Amine Laouar: 38-year term for student behind ‘random’ stabbing spree murder

·4-min read
Amine Laouar (PA)
Amine Laouar (PA)

A student has been jailed for at least 38 years for killing one man and injuring two others in a spree of “inexplicable” random knife attacks.

Amine Laouar, 21, who did not know any of his victims, murdered delivery driver Leon Street in Neasden, north London, minutes after he stabbed 47-year-old Mirvais Khan.

Six days later he attacked Mitul Karaniya, 32, at the same location.

Mr Street, 48, managed to get to his home on Neasden Road North but paramedics could not save him last January.

Sentencing, Judge Martin Picton said the academically successful defendant’s crimes were “as inexplicable as they were terrible” and had caused irreversible suffering.

He told Laouar: “Your attack on Mr Street was brutal and remorseless. The dashcam footage that emerged part-way through this trial leaves no doubt as to your murderous intent.

“Even a passing motorist sounding their horn could not distract you from the act of repeatedly stabbing your victim.”

The Old Bailey heard Laouar set upon Mr Street, who had left home to go to the shops at about 9.30pm.

He stabbed him repeatedly, first as he was standing and then after he fell to the ground.

Mr Street, who had a partner and children, suffered five stab wounds to his chest, as well as injuries to his hands and one leg but still managed to get home.

Delivery driver Leon Street was stabbed to death in Neasden, north-west London (Metropolitan Police/PA) (PA)
Delivery driver Leon Street was stabbed to death in Neasden, north-west London (Metropolitan Police/PA) (PA)

Emergency services were alerted and paramedics tried to save his life, but he was pronounced dead an hour later.

Mr Street had previously survived a heart attack and worked as a delivery driver until his van was stolen two-and-a-half weeks before his murder.

Minutes before the attack on Mr Street, and just 150 metres away, Mr Khan was targeted as he walked along Neasden Lane North on his way to do some shopping, jurors heard.

The defendant ran up behind him and stabbed him once in the back, penetrating his lung.

Mr Khan was “very fortunate” to have survived, jurors were told.

The third stabbing was carried out six days later, on the morning of Sunday January 17 last year.

Mr Karaniya had gone out to buy breakfast and was passing the exact spot where Mr Khan was attacked.

He was also caught unawares, with his attacker running up and stabbing him in the back, the court heard.

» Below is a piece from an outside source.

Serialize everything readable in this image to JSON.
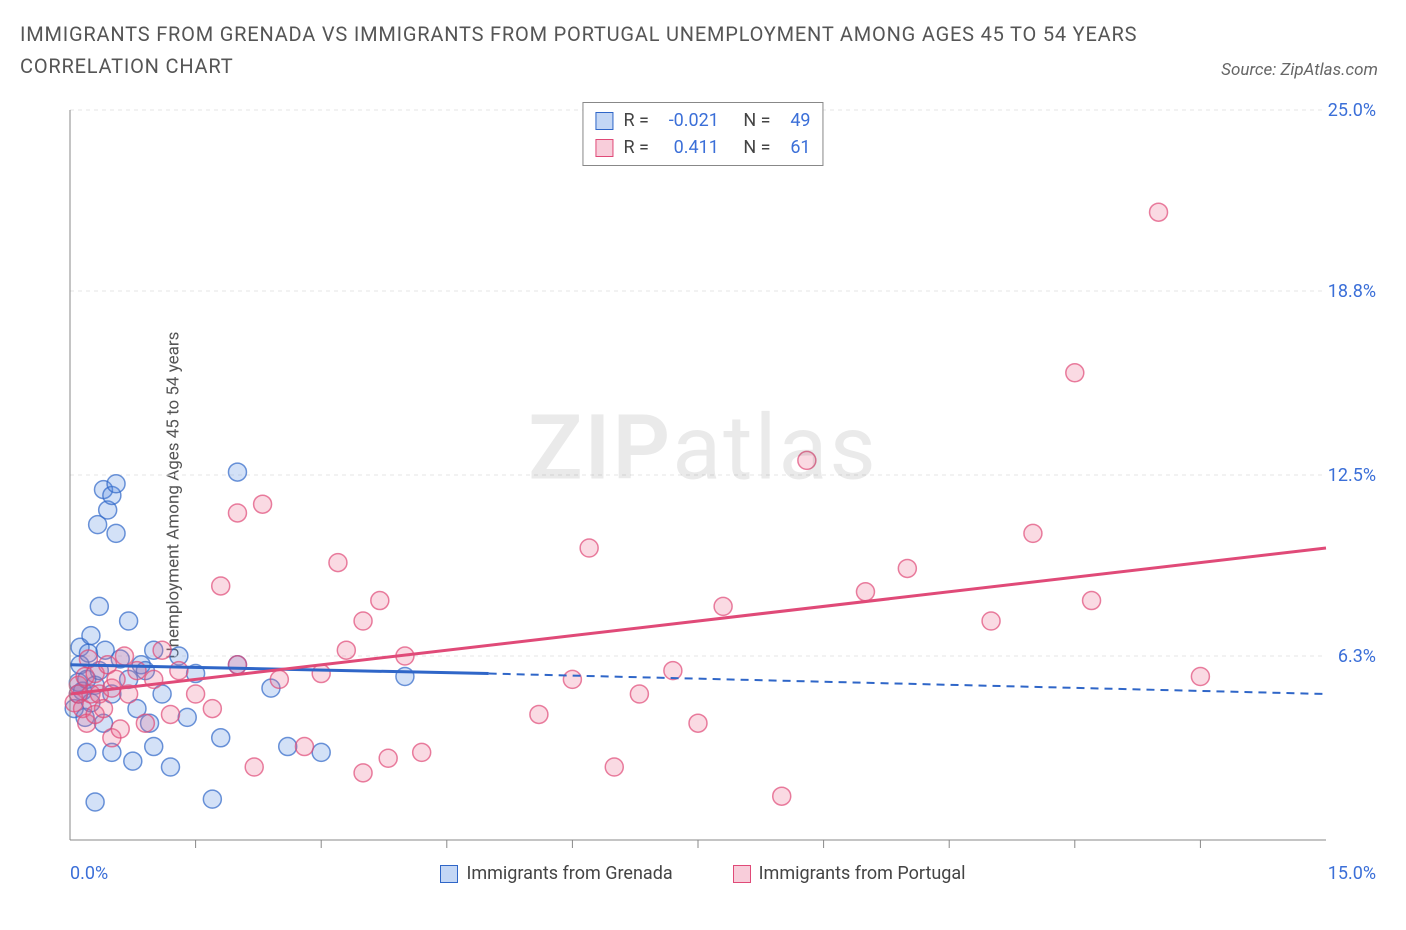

Mr Karaniya suffered broken ribs and punctured lungs and was “very lucky” to survive, the court was told.

Prosecutor Bill Emlyn Jones QC had told the court: “In each case, the victim appears to have been chosen completely at random.

“The victims did not know each other, and they were not connected to each other in any way.

“The only thing they appear to have had in common is that they happened to be walking along the same stretch of Neasden Lane North at the time when they were attacked.

“None of them knew their attacker. None of them had done anything which might explain what happened to them.”

Laouar, who lived in nearby Press Road, was identified as the attacker by DNA evidence.

Two knives were found at the scene of the first two stabbings, each with a victim’s DNA on the blade, it was claimed.

Forensics on the handles pointed to the defendant, jurors were told.

The knife used in the attack on Mr Karaniya was found in the wardrobe of the defendant’s bedroom.

A black jacket was also recovered from the wardrobe.

Blood on the right sleeve was matched to Mr Karaniya and Mr Street’s DNA was found on the inside.

Mr Emlyn Jones added that CCTV did not clearly identify the perpetrator of the two non-fatal attacks and there was no footage of the killing.

Laouar denied murdering Mr Street, wounding Mr Khan with intent and the attempted murder of Mr Karaniya.

Giving evidence, he claimed he had been framed by the real killer and the prosecution had the wrong man.

The jury deliberated for an hour and 15 minutes to reject his version of events and find him guilty of all the charges.

In a statement read to the court during sentencing, Mr Street’s fiancée Natasha Anodin described him as her “soul mate” as well as “a doting father and a loving brother and son”.

Her statement said: “After so many years together, we got engaged on Christmas Day in 2019 and planned to get married in July 2022, but instead of being at our wedding, I have had to sit through his murder trial.

“The harrowing images of that night are burnt into my mind and I am haunted by them every day.

“I have so many unanswered questions that I realise I will never get answers to, although I know these answers will not bring Leon back.”

His daughter Rian Anderson added: “My dad was always there for me and my brother throughout our childhood. I remember him teaching my brother to ride motorbikes and when he bought me a huge trampoline to help with my gymnastics.

“I also remember the times he would pick us up from school in his van playing loud Abba music to embarrass us. I will cherish those moments forever.

“This has altered our lives in so many ways. The pain of losing him will never be mended and I will continue to miss him every single day.”